Guidelines put forth by the Office of Compassionate Use call for doctors that “order” medical marijuana for their patients to submit information, including dosage information, to the state registry. They must also file a treatment plan with the University of Florida.
Matthew Ginder, senior counsel for the Florida branch of Greenspoon Marder’s Cannabis Law group, told Watchdog in an email that “the current law undoubtedly places burdens on physicians that do not exist in many other states.”
He added that the requirements for physicians under Amendment 2 were “less onerous,” and that hopefully the Legislature would address the semantics of recommending versus prescribing medical marijuana. As it stands, Ginder questioned if “ordering” a prescription would be protected under free speech precedent.
“In short, it is understandable why physicians are hesitant to register under the current medical marijuana program,” Ginder said.

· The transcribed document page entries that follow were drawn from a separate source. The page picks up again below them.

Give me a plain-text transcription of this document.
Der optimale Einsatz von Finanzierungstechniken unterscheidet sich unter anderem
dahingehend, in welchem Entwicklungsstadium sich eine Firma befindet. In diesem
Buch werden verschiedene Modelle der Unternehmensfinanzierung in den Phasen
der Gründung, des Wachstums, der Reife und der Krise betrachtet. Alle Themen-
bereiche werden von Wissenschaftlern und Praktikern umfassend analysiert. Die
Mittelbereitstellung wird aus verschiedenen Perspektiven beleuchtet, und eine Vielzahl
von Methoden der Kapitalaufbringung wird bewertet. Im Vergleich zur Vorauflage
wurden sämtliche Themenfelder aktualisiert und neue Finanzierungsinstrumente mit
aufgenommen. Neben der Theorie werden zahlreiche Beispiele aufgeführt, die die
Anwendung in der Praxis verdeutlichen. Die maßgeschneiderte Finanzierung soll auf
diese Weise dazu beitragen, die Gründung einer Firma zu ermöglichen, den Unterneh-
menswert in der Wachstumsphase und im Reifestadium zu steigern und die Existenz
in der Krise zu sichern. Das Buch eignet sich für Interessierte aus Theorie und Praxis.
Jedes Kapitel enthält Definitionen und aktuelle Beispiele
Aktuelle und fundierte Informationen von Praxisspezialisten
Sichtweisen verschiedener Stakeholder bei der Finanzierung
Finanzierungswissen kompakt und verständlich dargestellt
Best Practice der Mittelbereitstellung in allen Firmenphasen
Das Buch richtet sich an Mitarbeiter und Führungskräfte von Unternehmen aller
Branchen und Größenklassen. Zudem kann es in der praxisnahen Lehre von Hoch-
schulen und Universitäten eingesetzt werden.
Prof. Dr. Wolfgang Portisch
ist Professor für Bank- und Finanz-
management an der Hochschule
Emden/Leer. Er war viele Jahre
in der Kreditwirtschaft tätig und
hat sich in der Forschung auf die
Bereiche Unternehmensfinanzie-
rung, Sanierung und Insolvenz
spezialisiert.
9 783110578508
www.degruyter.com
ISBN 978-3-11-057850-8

Sunai Edwards, an attorney with the Tampa-based firm Gray-Robinson, says the lack of clarity in the rules should make doctors cautious about how to remain compliant with state law, federal concerns aside.
Edwards, whose husband is a physician licensed to order medical marijuana, added that she thought it would be interesting to see what input physicians would have in the rule-making process, whether they would seek more discretion or more dictates for the ordering process.
Better things to do
“I think what I would say is both,” said Dr. Stephen Mamus, medical director of the Cancer Center of Sarasota. Mamus said he would like to see a list of conditions for which physicians were allowed to order marijuana while also allowing discretion for doctors when patients fall outside of a narrow diagnosis.
He added that fears of federal repercussions — along with the $1,000 course fee — certainly discouraged more doctors from joining the registry. However, he felt that quibbling over the state’s legal language was ultimately irrelevant.
“It doesn’t matter what the state of Florida says, if they said nothing or they said everything, because ultimately it’s a federal issue,” Mamus said. “Even if you had the state of Florida do everything that every single doctor in the state of Florida wanted, that still does not protect you from the federal law.”
Mamus added that he was very conservative in choosing how he recommended medical marijuana and only ordered it for cancer patients with life expectancies of less than a year.
“I really can’t see that the federal government is going try to prosecute doctors who are trying to help patients dying from cancer. They’ve got better things to do with their time,” he said.